(1877 - 1948)
Judah Magnes' career as a leader in Jewish communal affairs reflected his
lifelong drive to serve his people. Born in San Francisco in 1877, Magnes
spent most of his professional life in New York. There, he helped found the
influential American Jewish Committee in 1906. Magnes was also the guiding
force behind the Kehillah of New York city, serving as president from its
beginning in 1908 until its end in 1922. The Kehillah was an attempt to
form a democratic community for the Jews of New York City.
In addition to dealing with Jewish religious and educational
issues, the Kehillah was also involved with labor relations issues.

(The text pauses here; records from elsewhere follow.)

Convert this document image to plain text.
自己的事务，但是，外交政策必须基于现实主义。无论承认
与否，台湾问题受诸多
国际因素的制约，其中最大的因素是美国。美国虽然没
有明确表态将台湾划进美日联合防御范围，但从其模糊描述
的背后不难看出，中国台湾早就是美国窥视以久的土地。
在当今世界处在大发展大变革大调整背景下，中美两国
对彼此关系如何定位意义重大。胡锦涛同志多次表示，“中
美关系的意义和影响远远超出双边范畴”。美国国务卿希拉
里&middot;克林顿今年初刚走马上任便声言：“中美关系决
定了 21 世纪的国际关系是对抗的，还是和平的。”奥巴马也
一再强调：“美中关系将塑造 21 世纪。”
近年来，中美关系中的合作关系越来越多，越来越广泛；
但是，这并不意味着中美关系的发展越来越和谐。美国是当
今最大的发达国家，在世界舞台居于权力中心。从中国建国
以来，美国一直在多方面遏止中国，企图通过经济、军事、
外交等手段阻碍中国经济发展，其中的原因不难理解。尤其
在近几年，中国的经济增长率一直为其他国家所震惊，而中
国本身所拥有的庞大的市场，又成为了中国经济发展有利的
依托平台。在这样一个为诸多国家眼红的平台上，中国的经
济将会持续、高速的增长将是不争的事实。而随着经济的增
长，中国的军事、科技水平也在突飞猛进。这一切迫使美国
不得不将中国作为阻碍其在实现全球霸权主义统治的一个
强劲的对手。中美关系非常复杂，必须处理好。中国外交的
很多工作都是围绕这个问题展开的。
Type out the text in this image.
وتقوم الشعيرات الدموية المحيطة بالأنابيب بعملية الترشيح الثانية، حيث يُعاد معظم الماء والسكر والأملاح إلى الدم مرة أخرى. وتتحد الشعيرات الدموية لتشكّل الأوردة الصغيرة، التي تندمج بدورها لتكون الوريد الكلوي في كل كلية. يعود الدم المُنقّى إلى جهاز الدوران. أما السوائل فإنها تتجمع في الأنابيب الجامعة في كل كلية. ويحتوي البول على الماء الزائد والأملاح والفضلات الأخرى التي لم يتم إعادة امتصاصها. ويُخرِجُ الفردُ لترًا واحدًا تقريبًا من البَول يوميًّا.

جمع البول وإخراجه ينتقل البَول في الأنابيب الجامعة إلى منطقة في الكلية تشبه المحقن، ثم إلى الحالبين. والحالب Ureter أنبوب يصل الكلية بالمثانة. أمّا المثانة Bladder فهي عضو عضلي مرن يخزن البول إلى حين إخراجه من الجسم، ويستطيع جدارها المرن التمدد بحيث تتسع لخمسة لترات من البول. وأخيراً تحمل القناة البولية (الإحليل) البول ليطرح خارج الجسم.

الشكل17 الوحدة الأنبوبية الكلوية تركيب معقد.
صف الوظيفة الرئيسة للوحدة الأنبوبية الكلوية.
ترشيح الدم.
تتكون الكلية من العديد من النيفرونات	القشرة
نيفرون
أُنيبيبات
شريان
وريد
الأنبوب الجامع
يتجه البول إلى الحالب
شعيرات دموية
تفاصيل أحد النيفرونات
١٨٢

Magnes' charisma played a large role in the success of the Kehillah's
mediation, and also helped bridge the gap between America's German and
East European Jews. Like Mordechai
Kaplan, Magnes attempted to create an organic community in New York
City. Despite intense efforts, however, the voluntary nature of American
society made this goal elusive.
As a Reform rabbi, Magnes held several pulpits. The views he espoused were quite
unconventional, particularly where tradition and Zionist were concerned. Magnes advocated a more traditionalist approach to Judaism,
fearing the assimilationist tendencies of his peers. It was a disagreement
over this issue that led him to resign from Temple Emanu-el in 1910.
Magnes also further dissented from the general Reform attitude towards
Zionism by strongly disapproving of the denationalization of Judaism.
To him, Jews living in the Diaspora and Jews living in Eretz Israel were of equal importance to the Jewish
nation. The renewed Jewish community of Eretz Israel would enhance Jewish
life in the Diaspora. Although he himself emigrated to Palestine in
1922, Magnes maintained that aliyah was a matter of individual
choice, and did not reflect any kind of "negation of the Diaspora."
In Israel, Magnes became more intimately involved in the establishment of
the Hebrew University. He served as chancellor and later as president of
the young university. Magnes felt that the university was the ideal place
for Jewish and Arab cooperation, and worked tirelessly to further this
Magnes had a long history of activity on behalf of reconciliation with the
Arabs. During the pre-state period, Magnes objected to a particularly
Jewish state. In his view, Palestine would be neither Jewish nor Arab.
Instead, he advocated a binational state in which equal rights would be
shared by all. This was the view promoted by the group Berit Shalom, which
Magnes helped found in 1925. Berit Shalom was primarily a movement of
intellectuals, and lacked a mass following. As a devout pacifist, the
principles of compromise and understanding suited Magnes well, and he
continued to work towards these goals until his death in 1948.